Peluncuran Buku Negara Paripurna

Ketua MPR Taufik Kiemas mengapresiasi upaya Yudi Latif menjelaskan secara ilmiah akademis bahwa Bung Karno adalah yang mencetuskan Pancasila pada 1 Juni 1945.

"Kami di sini (MPR/DPR) masih berdebat tentang asal-usul Pancasila, tetapi Yudi Latif telah menjelaskan secara ilmiah tentang asal-usul Pancasila," tutur Taufik ketika memberi sambutan pada peluncuran buku Negara Paripurna, Historisitas, Rasionalitas, dan Aktualitas Pancasila.

Buku setebal 698 halaman ini diterbitkan Gramedia Pustaka Utama (GPU), diluncurkan di Ruang Nusantara V DPR RI, Senin (11/4/2011).

Dr Yudi Latif menyatakan, penulisan buku ini merupakan upaya dirinya untuk membalas budi dan membayar hutang bagi bangsa kita karena utang saya masih banyak kepada bangsa ini. Para pendiri bangsa sudah membuat fondasi bangunan kebangsaan yang kokoh. Mereka membangun region Indonesia dengan nilai-nilai ideal. Sebagai nilai ideal, sebagai cita-cita, semua perlu diaktualkan melalui kebijakan publik," kata Yudi Latif. Dalam buku Negara Paripurna inilah Yudi Latif mengurai sejarah, menafsir rasionalitas, dan mengaktualisasikan nilai-nilai Pancasila. Pancasila kata Yudi, merupakan dasar-dasar untuk membangun negara paripurna.

Hadir sebagai pembicara pada acara ini, sejarahawan Taufik Abdullah, pakar filsafat Frans Magniz Suseno, ekonom Dawam Rahardjo, KH Masdar Farid Mas’udi dan Ketua Kaukus Parlemen Pancasila Eva Kusuma Sundari. Beberapa tokoh yang hadir acara, ada Wakil ketua MPR Lukman Hakim Saifuddin, Ketua DPD Irman Gusman. Rizal Ramli, Suko Sudarso, Bondan Gunawan, Harry Tjan Silalahi, Romo Benny Susetyo, Sekjen Gerindra Ahmad Muzani, mantan Menpora Adiyaksa Dault, mantan kepala BIN, Hendro Priyono, Kwik Kian Gie, Ketua Umum DPN Repdem Masinton Pasaribu, tokoh Malari Hariman Siregar dan lain-lain.

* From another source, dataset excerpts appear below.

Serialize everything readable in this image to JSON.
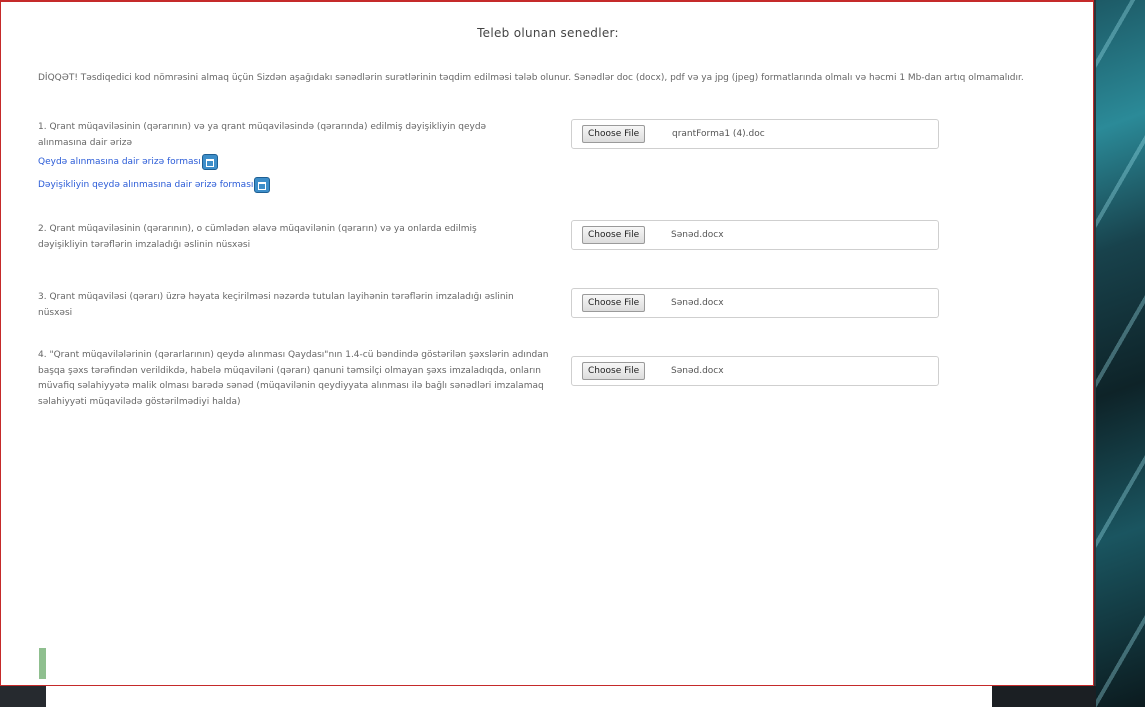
{
  "modal": {
    "title": "Teleb olunan senedler:",
    "warning": "DİQQƏT! Təsdiqedici kod nömrəsini almaq üçün Sizdən aşağıdakı sənədlərin surətlərinin təqdim edilməsi tələb olunur. Sənədlər doc (docx), pdf və ya jpg (jpeg) formatlarında olmalı və həcmi 1 Mb-dan artıq olmamalıdır."
  },
  "requirements": [
    {
      "text": "1. Qrant müqaviləsinin (qərarının) və ya qrant müqaviləsində (qərarında) edilmiş dəyişikliyin qeydə alınmasına dair ərizə",
      "links": [
        "Qeydə alınmasına dair ərizə forması",
        "Dəyişikliyin qeydə alınmasına dair ərizə forması"
      ],
      "button": "Choose File",
      "file": "qrantForma1 (4).doc"
    },
    {
      "text": "2. Qrant müqaviləsinin (qərarının), o cümlədən əlavə müqavilənin (qərarın) və ya onlarda edilmiş dəyişikliyin tərəflərin imzaladığı əslinin nüsxəsi",
      "button": "Choose File",
      "file": "Sənəd.docx"
    },
    {
      "text": "3. Qrant müqaviləsi (qərarı) üzrə həyata keçirilməsi nəzərdə tutulan layihənin tərəflərin imzaladığı əslinin nüsxəsi",
      "button": "Choose File",
      "file": "Sənəd.docx"
    },
    {
      "text": "4. \"Qrant müqavilələrinin (qərarlarının) qeydə alınması Qaydası\"nın 1.4-cü bəndində göstərilən şəxslərin adından başqa şəxs tərəfindən verildikdə, habelə müqaviləni (qərarı) qanuni təmsilçi olmayan şəxs imzaladıqda, onların müvafiq səlahiyyətə malik olması barədə sənəd (müqavilənin qeydiyyata alınması ilə bağlı sənədləri imzalamaq səlahiyyəti müqavilədə göstərilmədiyi halda)",
      "button": "Choose File",
      "file": "Sənəd.docx"
    }
  ]
}
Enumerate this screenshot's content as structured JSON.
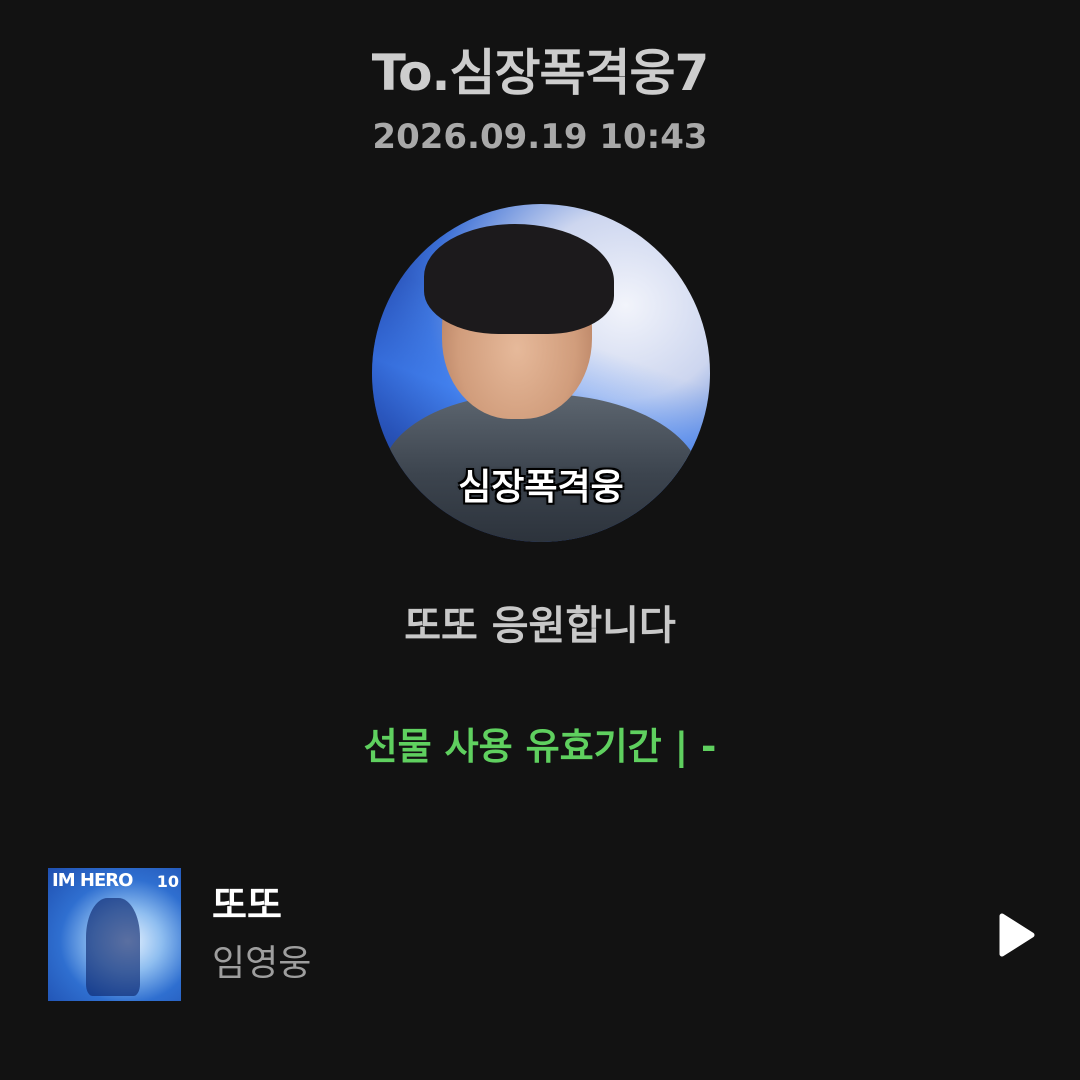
{
  "header": {
    "recipient": "To.심장폭격웅7",
    "timestamp": "2026.09.19 10:43"
  },
  "avatar": {
    "caption": "심장폭격웅"
  },
  "message": "또또 응원합니다",
  "validity": "선물 사용 유효기간 |   -",
  "track": {
    "title": "또또",
    "artist": "임영웅",
    "album_art": {
      "logo": "IM HERO",
      "number": "10"
    },
    "play_icon": "play-icon"
  },
  "colors": {
    "background": "#121212",
    "accent_green": "#5fd05f",
    "text_primary": "#ffffff",
    "text_secondary": "#9e9e9e"
  }
}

Menurut Yudi, menulis buku adalah keinginan sejak dari kecil. Penyelesaiaan buku Negara Paripurna dikerjakan selama dua tahun. Ditengah kesibukan yang ada, Negara Paripurna selesai selama dua tahun.

"Menulis buku ini sangat penting daripada menyelesaikan desertasi untuk meraih gelar doktor," terang Yudi.

"Buku itu merupakan pertanggungjawaban akademis dari saya, setelah sekian lama melakukan pengamatan dan analisa terhadap situasi di Indonesia. Sekaligus buku itu merupakan ungkapan pribadi terhadap berbagai macam masalah yang meliputi kita,'' paparnya.

Romo Franz Magnis-Suseno menyebut buku ini sebagai melawan dua ancaman terhadap kelangsungan bangsa Indonesia yaitu oportunisme dan kepicikan. Oportunisme yang menggunakan kebangsaan hanya sebagi alat untuk maju sendiri, sementara kepicikan mengancam karena dilakukan untuk memaksakan kehendak kelompok.

Yudi Latif sendiri mengatakan, menggali kembali Pancasila melalui buku yang ditulis selama dua tahun ini adalah upaya menemukan kembali akar jati diri bangsaan tidak ada satu pun negara yang dapat maju kecuali bangsa yang dapat menemukan kembali jati dirinya dengan menggali kembali akar-akar sejarah bangsanya. Itu diperlihatkan melalui pengalaman antara lain oleh bangsa Eropa yang menemukan akarnya pada perdebatan filsuf semasa Yunani Kuno, juga India melalui kerja besar pada akhir 1979 pascakolonialisme Inggris, dan Jepang dengan restorasi Meiji.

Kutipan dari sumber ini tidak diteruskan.